Stacking is the “de-facto” ensemble strategy for kagglers. The animations below illustrate the training and prediction procedure. there are 3 folds in the example. To get the meta training data for each fold, we train iteratively on 2 folds and predict on the remaining fold. And the whole out-of-fold prediction is used as features. Then, we train the stacking model.
In the prediction stage, we input the test data to all out-of-fold base models to get the predictions. Then, we average the results, pass to the stacking model to get the final prediction
Let us first have a look why normal KFold split does not work well in this competition. In the dataset, some samples were collected from one question-answer thread, which means multiple samples share the same question title and body but with different answers.
If we use a normal KFold split function, answers to the same questions will be distributed in both training set and test set. This will bring an information leakage problem. A better split is to put all question/answer pairs from the same question together in either the training set or the test set.
Fortunately, sk-learn has provided a function GroupKFold to generate non-overlapping groups for cross validation. Question body field is used to indicate the group, as the code below.
folds = GroupKFold(n_splits=n_folds).split( X=train['question_body'], groups=train['question_body'] )
As many other teams did, one post-processing step had a massive impact on the performance. The general idea is based on rounding predictions downwards to a multiple of some fraction 1/d.
def scale(x, d): if d: return (x//(1/d))/d return x
So if d=4 and x = [0.12, 0.3, 0.31, 0.24, 0.7] these values will get rounded to [0.0, 0.25, 0.25, 0.0, 0.5]. For each target column we did a grid search for values of d in [4, 8, 16, 32, 64, None].
In our ensemble we exploited this technique even further, applying the rounding first to individual model predictions and again after taking a linear combination of model predictions.
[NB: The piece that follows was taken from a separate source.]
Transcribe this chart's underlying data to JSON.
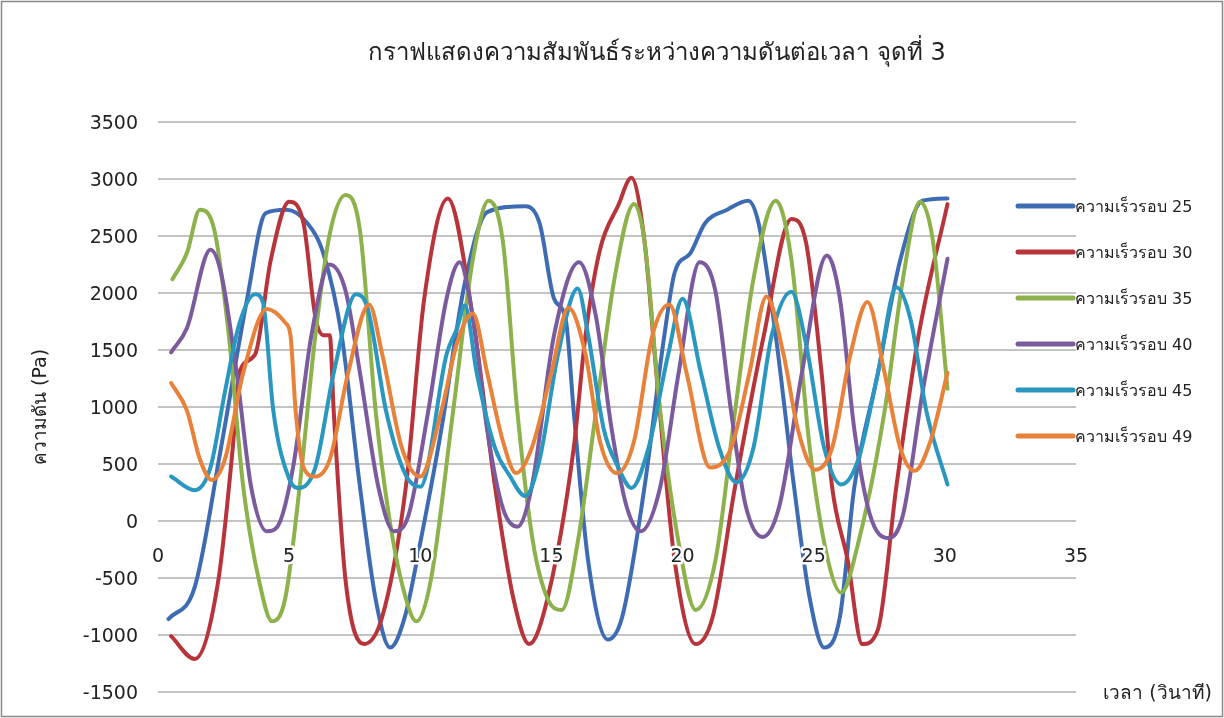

In doing so we did find that using a separate rounding parameter for each model, out-of-fold score improvements would no longer translate to leaderboard. We addressed this by reducing the number of rounding parameters using the same d_local across all models:
y_temp = 0 for pred, w in zip(model_preds, ws): y_temp += w * scale(pred, d_local) / sum(ws) y_temp = scale(y_temp, d_global)
All ensembling parameters — 2 rounding parameters and model weights — were set using a small grid search optimising the spearman rank correlation coefficient metric on out-of-fold while ignoring question targets for rows with duplicate questions. In the end, this post-processing improved our 10 fold GroupKFold CV by ~0.05.